A. V. Knyazev
January, 2000
URN = ncstrl.cudenver_ccm/UCD-CCM-149
URL =
http://cs-tr.cs.cornell.edu:80/Dienst/UI/1.0/Display/ncstrl.cudenver_ccm/UCD-CCM-149
Abstract: We describe new algorithms of the Locally Optimal Block
Preconditioned Conjugate Gradient (LOBPCG) Method for symmetric eigenvalue
problems, based on a local optimization of a three-term recurrence. To be
able to compare numerically different methods in the class, with different
preconditioners, we suggest a common system of model tests, using random
preconditioners and initial guesses. As the ``ideal'' control algorithm, we
propose the standard preconditioned conjugate gradient method for finding an
eigenvector as an element of the null--space of the corresponding homogeneous
system of linear equations under the assumption that the eigenvalue is known.

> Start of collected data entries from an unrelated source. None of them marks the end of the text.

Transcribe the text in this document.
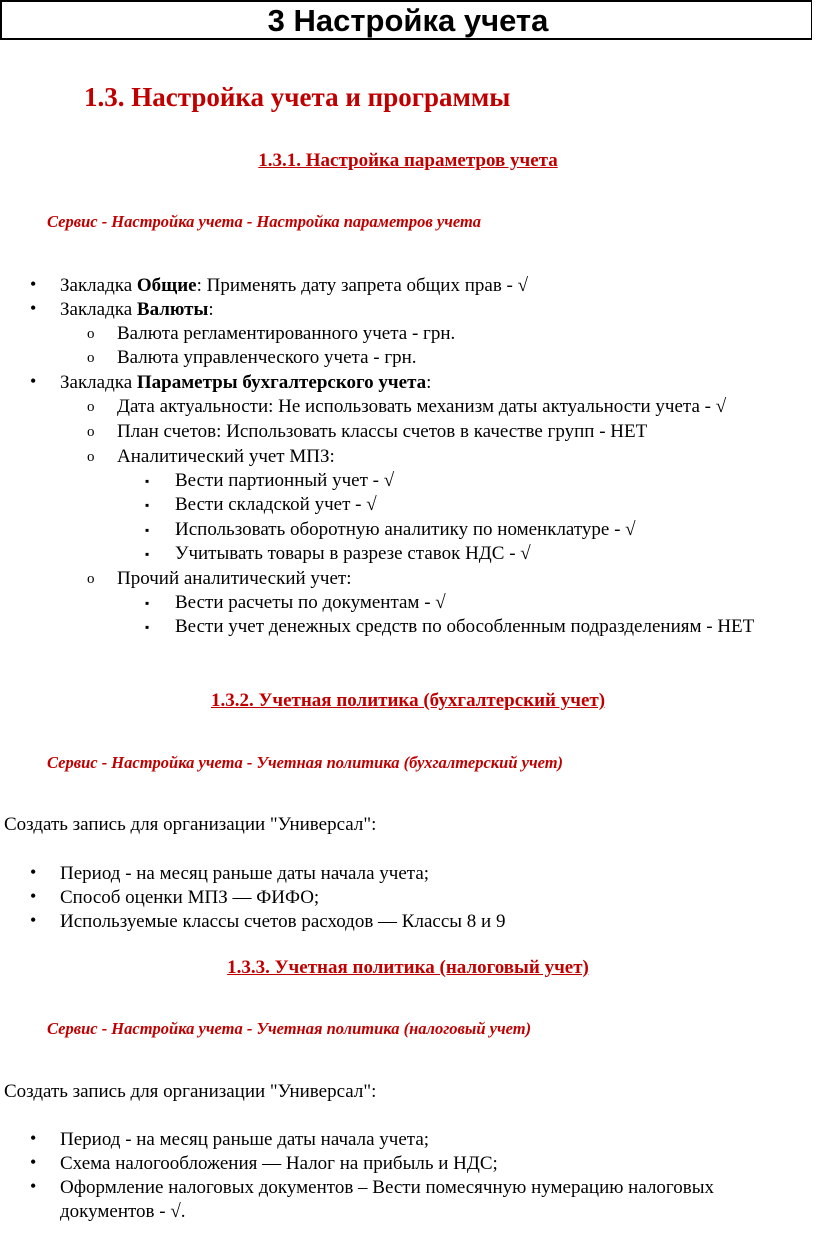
3 Настройка учета
1.3. Настройка учета и программы
1.3.1. Настройка параметров учета
Сервис - Настройка учета - Настройка параметров учета
• Закладка Общие: Применять дату запрета общих прав - √
• Закладка Валюты:
o Валюта регламентированного учета - грн.
o Валюта управленческого учета - грн.
• Закладка Параметры бухгалтерского учета:
o Дата актуальности: Не использовать механизм даты актуальности учета - √
o План счетов: Использовать классы счетов в качестве групп - НЕТ
o Аналитический учет МПЗ:
▪ Вести партионный учет - √
▪ Вести складской учет - √
▪ Использовать оборотную аналитику по номенклатуре - √
▪ Учитывать товары в разрезе ставок НДС - √
o Прочий аналитический учет:
▪ Вести расчеты по документам - √
▪ Вести учет денежных средств по обособленным подразделениям - НЕТ
1.3.2. Учетная политика (бухгалтерский учет)
Сервис - Настройка учета - Учетная политика (бухгалтерский учет)
Создать запись для организации "Универсал":
• Период - на месяц раньше даты начала учета;
• Способ оценки МПЗ — ФИФО;
• Используемые классы счетов расходов — Классы 8 и 9
1.3.3. Учетная политика (налоговый учет)
Сервис - Настройка учета - Учетная политика (налоговый учет)
Создать запись для организации "Универсал":
• Период - на месяц раньше даты начала учета;
• Схема налогообложения — Налог на прибыль и НДС;
• Оформление налоговых документов – Вести помесячную нумерацию налоговых документов - √.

We recommend that every new preconditioned eigensolver be compared with this
``ideal'' algorithm on our model test problems in terms of the speed of
convergence, costs of every iterations and memory requirements. We provide
such comparison for our LOBPCG Method. Numerical results establish that our
algorithm is practically as efficient as the ``ideal'' algorithm when the same
preconditioner is used in both methods. We also show numerically that the
LOBPCG Method provides approximations to first eigenpairs of about the same
quality as those by the much more expensive global optimization method on the
same generalized block Krylov subspace. Finally, direct numerical
comparisons with the Jacobi--Davidson method show that our method is
more robust and converges almost two times faster.